Деревенские зашумели, загалдели.
Спектакль.
И все-то тут заранее известно. Но желание поучаствовать сильно.
— А ныне ночью была она убита. И кем? Тем, кому сама жизнь дала! Будь он проклят!
— Будьте вы все прокляты! — взревел Стар, дернувшись было. Но веревки натянулись, и крик перешел в хрип.
— Убьете, — заметил Миха, но кажется, никого это не смутило.
— Тако же обвиняю его, — голос старосты дрогнул, но он с собою справился. — Что, мыслями подлыми обуянный, он вступил в преступный сговор супротив нашего барона и властителя.
Стар зарычал.
— Тем самым презрев волю мою, своих братьев и закон, единый для всех.
Стар сплюнул, но плевок повис на разбитых губах.
Злой.
И жаль его немного.
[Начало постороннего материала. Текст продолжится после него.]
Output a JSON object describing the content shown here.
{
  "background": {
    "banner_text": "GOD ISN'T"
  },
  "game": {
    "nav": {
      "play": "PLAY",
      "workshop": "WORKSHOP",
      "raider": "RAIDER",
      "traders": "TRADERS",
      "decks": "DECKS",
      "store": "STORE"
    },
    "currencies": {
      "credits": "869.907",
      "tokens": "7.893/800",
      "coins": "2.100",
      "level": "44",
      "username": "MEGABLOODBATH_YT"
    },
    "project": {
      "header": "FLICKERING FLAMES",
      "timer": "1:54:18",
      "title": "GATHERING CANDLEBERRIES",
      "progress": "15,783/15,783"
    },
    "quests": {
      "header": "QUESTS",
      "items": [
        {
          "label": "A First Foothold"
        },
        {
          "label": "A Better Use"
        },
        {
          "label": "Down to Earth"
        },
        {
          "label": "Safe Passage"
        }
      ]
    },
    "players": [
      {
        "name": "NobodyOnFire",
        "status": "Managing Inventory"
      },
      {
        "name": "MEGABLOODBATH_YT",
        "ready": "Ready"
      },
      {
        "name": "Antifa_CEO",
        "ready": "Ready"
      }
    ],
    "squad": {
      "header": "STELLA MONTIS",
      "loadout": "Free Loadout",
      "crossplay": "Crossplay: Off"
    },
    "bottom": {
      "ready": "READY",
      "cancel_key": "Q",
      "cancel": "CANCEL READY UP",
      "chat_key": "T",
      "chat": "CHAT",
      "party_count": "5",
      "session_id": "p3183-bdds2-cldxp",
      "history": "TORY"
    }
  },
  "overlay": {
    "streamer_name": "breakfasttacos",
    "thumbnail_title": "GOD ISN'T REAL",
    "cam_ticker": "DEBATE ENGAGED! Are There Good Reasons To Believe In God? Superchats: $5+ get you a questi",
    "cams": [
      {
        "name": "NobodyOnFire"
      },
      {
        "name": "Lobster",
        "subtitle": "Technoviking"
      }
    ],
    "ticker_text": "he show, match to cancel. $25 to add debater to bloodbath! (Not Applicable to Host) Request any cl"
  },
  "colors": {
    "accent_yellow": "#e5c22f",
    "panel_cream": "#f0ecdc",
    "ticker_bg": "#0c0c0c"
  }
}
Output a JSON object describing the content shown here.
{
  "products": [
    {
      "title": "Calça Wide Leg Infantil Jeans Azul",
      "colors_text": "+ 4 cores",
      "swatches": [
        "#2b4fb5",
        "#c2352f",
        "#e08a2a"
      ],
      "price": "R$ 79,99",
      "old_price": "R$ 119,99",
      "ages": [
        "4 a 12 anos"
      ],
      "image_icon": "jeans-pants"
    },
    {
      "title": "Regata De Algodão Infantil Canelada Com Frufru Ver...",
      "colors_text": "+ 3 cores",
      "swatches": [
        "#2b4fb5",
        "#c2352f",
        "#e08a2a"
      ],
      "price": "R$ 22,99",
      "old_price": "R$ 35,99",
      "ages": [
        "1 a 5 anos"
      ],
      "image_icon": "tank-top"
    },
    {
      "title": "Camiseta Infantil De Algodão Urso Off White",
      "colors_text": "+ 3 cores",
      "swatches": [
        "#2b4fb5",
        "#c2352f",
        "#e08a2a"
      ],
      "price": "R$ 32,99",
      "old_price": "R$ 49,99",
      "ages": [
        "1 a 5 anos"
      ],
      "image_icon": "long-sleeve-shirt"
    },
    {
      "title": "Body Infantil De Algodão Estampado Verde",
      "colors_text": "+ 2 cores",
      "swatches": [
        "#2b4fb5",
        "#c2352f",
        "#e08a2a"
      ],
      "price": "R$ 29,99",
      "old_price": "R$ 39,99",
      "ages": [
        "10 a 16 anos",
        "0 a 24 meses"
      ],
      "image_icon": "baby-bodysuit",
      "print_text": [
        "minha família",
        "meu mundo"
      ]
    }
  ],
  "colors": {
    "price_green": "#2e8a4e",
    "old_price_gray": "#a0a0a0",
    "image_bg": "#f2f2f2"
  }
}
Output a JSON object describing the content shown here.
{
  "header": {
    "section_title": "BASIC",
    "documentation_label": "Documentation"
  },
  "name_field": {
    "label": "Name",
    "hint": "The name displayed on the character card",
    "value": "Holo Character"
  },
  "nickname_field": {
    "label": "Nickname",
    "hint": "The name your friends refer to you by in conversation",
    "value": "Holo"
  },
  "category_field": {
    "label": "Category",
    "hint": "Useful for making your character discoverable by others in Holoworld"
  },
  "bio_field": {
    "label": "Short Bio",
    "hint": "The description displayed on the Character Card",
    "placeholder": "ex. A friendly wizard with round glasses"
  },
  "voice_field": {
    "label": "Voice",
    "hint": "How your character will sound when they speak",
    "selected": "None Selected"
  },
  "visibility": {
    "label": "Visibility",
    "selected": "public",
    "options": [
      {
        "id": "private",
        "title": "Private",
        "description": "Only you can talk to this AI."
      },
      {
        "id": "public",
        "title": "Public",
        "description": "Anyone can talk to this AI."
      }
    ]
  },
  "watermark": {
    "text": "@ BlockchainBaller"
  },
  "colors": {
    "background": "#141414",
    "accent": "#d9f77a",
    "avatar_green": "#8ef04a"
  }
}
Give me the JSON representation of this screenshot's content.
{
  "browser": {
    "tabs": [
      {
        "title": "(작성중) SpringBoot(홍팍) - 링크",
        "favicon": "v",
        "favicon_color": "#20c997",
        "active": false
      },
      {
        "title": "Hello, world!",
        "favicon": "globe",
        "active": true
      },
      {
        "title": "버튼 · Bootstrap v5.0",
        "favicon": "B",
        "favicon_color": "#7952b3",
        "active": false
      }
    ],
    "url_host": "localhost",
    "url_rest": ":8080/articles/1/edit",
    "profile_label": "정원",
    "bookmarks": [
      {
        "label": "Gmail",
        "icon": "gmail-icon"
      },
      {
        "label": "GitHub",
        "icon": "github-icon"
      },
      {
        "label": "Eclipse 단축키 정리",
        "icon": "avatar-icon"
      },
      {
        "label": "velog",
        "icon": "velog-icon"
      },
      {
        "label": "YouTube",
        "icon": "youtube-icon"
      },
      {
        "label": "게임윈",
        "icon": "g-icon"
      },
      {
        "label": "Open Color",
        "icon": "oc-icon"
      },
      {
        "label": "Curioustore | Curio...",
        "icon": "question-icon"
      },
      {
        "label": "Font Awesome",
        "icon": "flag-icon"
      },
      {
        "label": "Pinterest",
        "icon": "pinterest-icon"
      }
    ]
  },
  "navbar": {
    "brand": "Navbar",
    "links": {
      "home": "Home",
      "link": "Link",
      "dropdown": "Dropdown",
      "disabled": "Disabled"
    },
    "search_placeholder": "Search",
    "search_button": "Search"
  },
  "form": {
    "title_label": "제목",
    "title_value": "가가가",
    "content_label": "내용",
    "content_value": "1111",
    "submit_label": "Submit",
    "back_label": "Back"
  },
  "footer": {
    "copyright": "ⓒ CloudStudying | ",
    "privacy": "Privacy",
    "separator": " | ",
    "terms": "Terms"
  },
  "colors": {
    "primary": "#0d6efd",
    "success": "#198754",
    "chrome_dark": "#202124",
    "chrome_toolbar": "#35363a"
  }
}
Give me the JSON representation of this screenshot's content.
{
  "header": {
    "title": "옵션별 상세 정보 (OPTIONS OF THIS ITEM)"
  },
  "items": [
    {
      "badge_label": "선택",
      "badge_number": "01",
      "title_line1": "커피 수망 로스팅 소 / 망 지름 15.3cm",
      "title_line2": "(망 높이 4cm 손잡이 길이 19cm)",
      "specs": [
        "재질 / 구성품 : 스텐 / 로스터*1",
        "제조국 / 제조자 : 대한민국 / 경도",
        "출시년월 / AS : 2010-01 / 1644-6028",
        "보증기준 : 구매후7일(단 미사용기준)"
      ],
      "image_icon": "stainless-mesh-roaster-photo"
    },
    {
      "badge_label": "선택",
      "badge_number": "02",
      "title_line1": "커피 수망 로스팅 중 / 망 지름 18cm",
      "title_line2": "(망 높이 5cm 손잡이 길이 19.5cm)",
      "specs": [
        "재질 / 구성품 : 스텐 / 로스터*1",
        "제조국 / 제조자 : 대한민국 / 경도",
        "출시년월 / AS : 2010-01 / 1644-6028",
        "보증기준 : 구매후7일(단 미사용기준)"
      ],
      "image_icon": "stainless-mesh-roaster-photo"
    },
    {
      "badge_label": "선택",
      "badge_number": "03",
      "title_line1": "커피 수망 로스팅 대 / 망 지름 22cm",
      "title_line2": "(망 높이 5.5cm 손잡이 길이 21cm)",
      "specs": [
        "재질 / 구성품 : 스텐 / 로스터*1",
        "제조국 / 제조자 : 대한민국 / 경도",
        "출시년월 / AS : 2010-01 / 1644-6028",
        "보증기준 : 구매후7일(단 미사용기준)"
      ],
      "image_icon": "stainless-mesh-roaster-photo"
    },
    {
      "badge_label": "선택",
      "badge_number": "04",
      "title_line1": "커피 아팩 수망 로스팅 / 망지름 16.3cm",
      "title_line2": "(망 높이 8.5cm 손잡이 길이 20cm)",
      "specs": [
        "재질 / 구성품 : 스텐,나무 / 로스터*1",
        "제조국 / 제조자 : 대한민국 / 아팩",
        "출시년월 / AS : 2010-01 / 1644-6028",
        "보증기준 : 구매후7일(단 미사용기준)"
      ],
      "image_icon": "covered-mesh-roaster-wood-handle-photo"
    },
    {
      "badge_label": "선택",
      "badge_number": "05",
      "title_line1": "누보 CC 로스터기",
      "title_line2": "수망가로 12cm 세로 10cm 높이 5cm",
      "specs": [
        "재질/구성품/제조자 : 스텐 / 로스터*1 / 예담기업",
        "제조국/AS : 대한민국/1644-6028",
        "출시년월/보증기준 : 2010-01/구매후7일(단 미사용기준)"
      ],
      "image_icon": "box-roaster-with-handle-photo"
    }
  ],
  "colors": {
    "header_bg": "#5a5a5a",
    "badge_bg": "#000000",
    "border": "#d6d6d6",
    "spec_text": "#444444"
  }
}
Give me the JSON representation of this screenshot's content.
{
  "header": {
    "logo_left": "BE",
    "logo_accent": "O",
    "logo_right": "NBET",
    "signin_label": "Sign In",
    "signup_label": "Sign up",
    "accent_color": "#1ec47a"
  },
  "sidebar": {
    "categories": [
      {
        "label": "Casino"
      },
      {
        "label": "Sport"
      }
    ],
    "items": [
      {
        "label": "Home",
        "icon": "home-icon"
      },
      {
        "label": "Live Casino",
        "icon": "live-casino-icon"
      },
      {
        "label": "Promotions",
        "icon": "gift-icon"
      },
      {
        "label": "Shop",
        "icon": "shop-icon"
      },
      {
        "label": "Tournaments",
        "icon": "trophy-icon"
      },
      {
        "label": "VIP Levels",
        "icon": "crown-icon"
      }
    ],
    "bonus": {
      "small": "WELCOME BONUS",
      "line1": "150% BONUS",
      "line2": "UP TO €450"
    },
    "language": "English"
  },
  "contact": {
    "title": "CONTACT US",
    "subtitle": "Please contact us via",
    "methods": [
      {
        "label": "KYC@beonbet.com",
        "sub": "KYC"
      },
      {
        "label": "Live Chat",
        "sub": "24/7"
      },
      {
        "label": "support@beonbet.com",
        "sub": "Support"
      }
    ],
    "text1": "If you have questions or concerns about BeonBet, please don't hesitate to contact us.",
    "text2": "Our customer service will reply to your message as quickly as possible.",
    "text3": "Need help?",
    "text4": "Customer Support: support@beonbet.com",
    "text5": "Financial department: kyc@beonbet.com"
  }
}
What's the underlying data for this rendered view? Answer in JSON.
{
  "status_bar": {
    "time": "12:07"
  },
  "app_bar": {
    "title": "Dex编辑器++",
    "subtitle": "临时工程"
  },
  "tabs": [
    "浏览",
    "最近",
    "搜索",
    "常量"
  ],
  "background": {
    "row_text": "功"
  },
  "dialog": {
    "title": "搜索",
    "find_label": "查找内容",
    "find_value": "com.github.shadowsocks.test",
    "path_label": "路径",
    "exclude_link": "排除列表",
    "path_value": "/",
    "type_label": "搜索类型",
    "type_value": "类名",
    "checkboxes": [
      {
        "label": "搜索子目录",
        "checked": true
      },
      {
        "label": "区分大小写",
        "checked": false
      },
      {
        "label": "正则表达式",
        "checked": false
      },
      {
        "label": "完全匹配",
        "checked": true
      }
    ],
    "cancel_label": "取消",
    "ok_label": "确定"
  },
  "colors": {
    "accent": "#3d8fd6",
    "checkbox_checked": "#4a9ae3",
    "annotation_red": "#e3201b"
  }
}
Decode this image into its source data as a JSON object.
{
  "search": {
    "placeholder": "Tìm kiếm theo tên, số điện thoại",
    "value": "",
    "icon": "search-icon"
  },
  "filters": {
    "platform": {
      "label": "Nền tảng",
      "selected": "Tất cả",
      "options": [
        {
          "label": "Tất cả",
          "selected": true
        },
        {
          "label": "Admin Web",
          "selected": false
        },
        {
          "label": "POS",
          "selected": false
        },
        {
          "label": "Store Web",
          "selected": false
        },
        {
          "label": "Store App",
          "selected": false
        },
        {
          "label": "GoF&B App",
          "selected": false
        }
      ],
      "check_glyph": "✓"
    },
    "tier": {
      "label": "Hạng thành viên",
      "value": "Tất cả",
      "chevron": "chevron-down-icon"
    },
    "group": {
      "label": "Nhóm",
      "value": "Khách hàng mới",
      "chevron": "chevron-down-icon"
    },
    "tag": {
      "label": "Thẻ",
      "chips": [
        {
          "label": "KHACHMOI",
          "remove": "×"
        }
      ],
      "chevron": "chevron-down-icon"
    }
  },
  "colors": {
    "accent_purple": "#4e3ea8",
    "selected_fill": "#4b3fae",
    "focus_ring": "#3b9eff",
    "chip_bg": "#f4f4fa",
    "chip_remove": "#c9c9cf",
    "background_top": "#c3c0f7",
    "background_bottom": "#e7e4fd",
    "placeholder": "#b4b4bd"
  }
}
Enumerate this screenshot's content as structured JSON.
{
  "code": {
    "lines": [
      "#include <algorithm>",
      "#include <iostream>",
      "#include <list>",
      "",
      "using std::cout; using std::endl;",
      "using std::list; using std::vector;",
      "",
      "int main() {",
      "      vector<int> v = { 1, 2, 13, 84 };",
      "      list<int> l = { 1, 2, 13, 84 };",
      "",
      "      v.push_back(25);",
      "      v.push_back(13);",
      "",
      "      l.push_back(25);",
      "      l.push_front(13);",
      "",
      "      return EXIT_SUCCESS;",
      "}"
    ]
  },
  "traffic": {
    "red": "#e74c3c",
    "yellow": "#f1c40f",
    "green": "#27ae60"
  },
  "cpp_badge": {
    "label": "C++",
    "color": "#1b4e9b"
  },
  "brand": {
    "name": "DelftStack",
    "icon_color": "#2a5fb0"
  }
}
Эту бы злость да в мирных целях.
— Волей его в дом наш пришли враги. И ежели бы не чудо, богами явленное, изничтожили бы они и гостей дорогих, — староста не поленился согнуться до самой земли, верно, показывая, как сильно ему эти гости дороги. — И меня, и сынов моих, его братьев, и всех кто жив был.
Дальше было скучно.
Староста вызывал людей. Сперва сыновей, которые мрачно рассказывали, до чего коварен оказался Стар, а они сами-то и не догадывались.